Bir insanı en iyi üslubu tanımlar
İnsanlara hizmetin parayla satın alındığı ve paranın artık güç anlamına geldiği günümüzde, ne kadar istemesek de kendimizi bulunmak istemediğimiz bazı olayların ve diyalogların içerisinde bulabiliyoruz bazen. Hele ki hizmet aldığınız bir yerde, bir kiracı olarak kalıyorsanız, bu tarz durumlarla karşılaşmanız daha olası.
Bir insanı en iyi nasıl tanımlarsınız? Sorusuna verilebilecek en iyi karşılığın ‘üslup’ olduğunu düşünüyorum. Kullanılan kelimelerin ifade ediliş biçimi, yani ne söylenenden çok, nasıl söylendiği önemlidir karşıdaki kişinin. İnsanlara hizmet verilen bir yerde, buna daha çok dikkat edilmelidir kesinlikle.
İki gün önce kaldığımız pansiyonun el değiştirmesiyle, işletmeyi yeni sahipleri devraldı. İstek, öneri ve şikâyetlerin dile getirilmesi adı altında yeni sahipleriyle tanışmak istedik hepimiz doğal olarak. Kimi memur, kimi çalışan, kimi de üniversite öğrencisi kaldığımız yerde. Yeni yöneticiler, tanışmak için belirlenen vakitte gelmemekle birlikte öyle bir havayla girdiler ki içeriye, küçük dağları ben yarattım havası hâkimdi her ikisinde de.

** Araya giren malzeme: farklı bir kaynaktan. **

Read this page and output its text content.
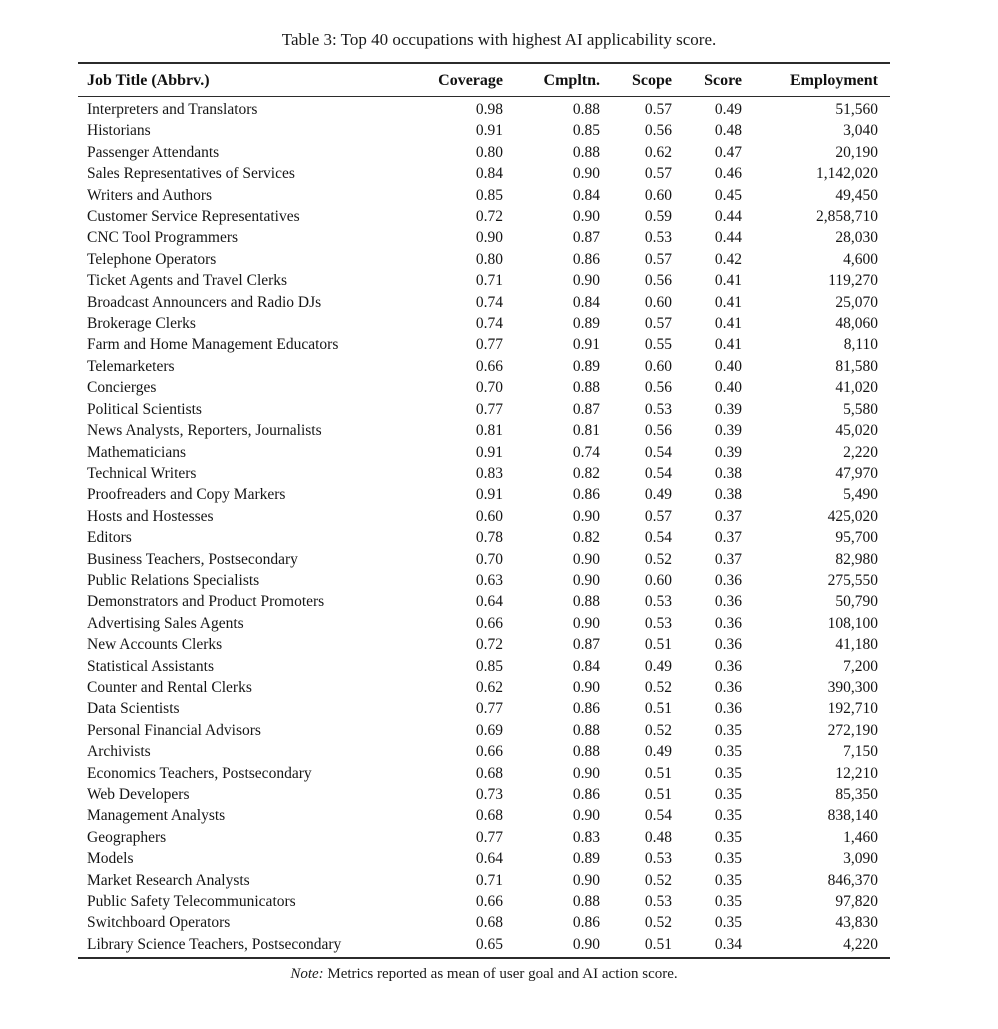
Table 3: Top 40 occupations with highest AI applicability score.
Job Title (Abbrv.)	Coverage	Cmpltn.	Scope	Score	Employment
Interpreters and Translators	0.98	0.88	0.57	0.49	51,560
Historians	0.91	0.85	0.56	0.48	3,040
Passenger Attendants	0.80	0.88	0.62	0.47	20,190
Sales Representatives of Services	0.84	0.90	0.57	0.46	1,142,020
Writers and Authors	0.85	0.84	0.60	0.45	49,450
Customer Service Representatives	0.72	0.90	0.59	0.44	2,858,710
CNC Tool Programmers	0.90	0.87	0.53	0.44	28,030
Telephone Operators	0.80	0.86	0.57	0.42	4,600
Ticket Agents and Travel Clerks	0.71	0.90	0.56	0.41	119,270
Broadcast Announcers and Radio DJs	0.74	0.84	0.60	0.41	25,070
Brokerage Clerks	0.74	0.89	0.57	0.41	48,060
Farm and Home Management Educators	0.77	0.91	0.55	0.41	8,110
Telemarketers	0.66	0.89	0.60	0.40	81,580
Concierges	0.70	0.88	0.56	0.40	41,020
Political Scientists	0.77	0.87	0.53	0.39	5,580
News Analysts, Reporters, Journalists	0.81	0.81	0.56	0.39	45,020
Mathematicians	0.91	0.74	0.54	0.39	2,220
Technical Writers	0.83	0.82	0.54	0.38	47,970
Proofreaders and Copy Markers	0.91	0.86	0.49	0.38	5,490
Hosts and Hostesses	0.60	0.90	0.57	0.37	425,020
Editors	0.78	0.82	0.54	0.37	95,700
Business Teachers, Postsecondary	0.70	0.90	0.52	0.37	82,980
Public Relations Specialists	0.63	0.90	0.60	0.36	275,550
Demonstrators and Product Promoters	0.64	0.88	0.53	0.36	50,790
Advertising Sales Agents	0.66	0.90	0.53	0.36	108,100
New Accounts Clerks	0.72	0.87	0.51	0.36	41,180
Statistical Assistants	0.85	0.84	0.49	0.36	7,200
Counter and Rental Clerks	0.62	0.90	0.52	0.36	390,300
Data Scientists	0.77	0.86	0.51	0.36	192,710
Personal Financial Advisors	0.69	0.88	0.52	0.35	272,190
Archivists	0.66	0.88	0.49	0.35	7,150
Economics Teachers, Postsecondary	0.68	0.90	0.51	0.35	12,210
Web Developers	0.73	0.86	0.51	0.35	85,350
Management Analysts	0.68	0.90	0.54	0.35	838,140
Geographers	0.77	0.83	0.48	0.35	1,460
Models	0.64	0.89	0.53	0.35	3,090
Market Research Analysts	0.71	0.90	0.52	0.35	846,370
Public Safety Telecommunicators	0.66	0.88	0.53	0.35	97,820
Switchboard Operators	0.68	0.86	0.52	0.35	43,830
Library Science Teachers, Postsecondary	0.65	0.90	0.51	0.34	4,220
Note: Metrics reported as mean of user goal and AI action score.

Daha çok istek, öneri ve yapılabileceklerin tartışılacağı yerde kendilerine övgüler yağdırarak başladılar konuşmaya. Yok, falan yerde rezidansların da sahibiyiz, yok aynı zamanda emniyet mensubuyum, yok birçok yerde yöneticilik yaptık tarzı gereksiz ve övgü dolu cümleler havada uçuştu konuşmalarının daha başında. İçlerinden biri, satın aldıkları yerle ilgili herhangi bir şikâyet veya bir istek dile getirildiğinde ise, buna sert bir üslupla karşı çıkarak, “sizlere kalacak yer çok, bize de kiracı çok, beğenmeyen çıkıp gidebilir” dedi. Bu tavrı, sahip olduğu maddiyatın vermiş olduğu gereksiz bir özgüvenden başka bir şey değildi sanırım.
“Ben bir öğretmenim ve burada bir hizmet alıyorum. Mesela ben öğrencilerimle bile bu tarz bir üslupla konuşmam, kaldı ki sizin karşınızdaki herkes, eğitim almış, görmüş geçirmiş insanlar, üslubunuz çok yanlış dedi içimizden bir arkadaş” ve çok da doğru söyledi. Bunun üzerine yöneticilerden biri, “Öğrencileriniz sizi Milli Eğitim’e şikâyet eder, isterseniz siz de gidin beni Milli Eğitim’e şikâyet edin” gibi oldukça anlamsız ve yersiz bir karşılık verdi. Öyle tahmin ediyorum, oradaki herkes benim gibi derin bir üzüntüyle içinden sadece gülebilmiştir bu söz üzerine. Yazık, koşullar bazen neleri gerektirebiliyor.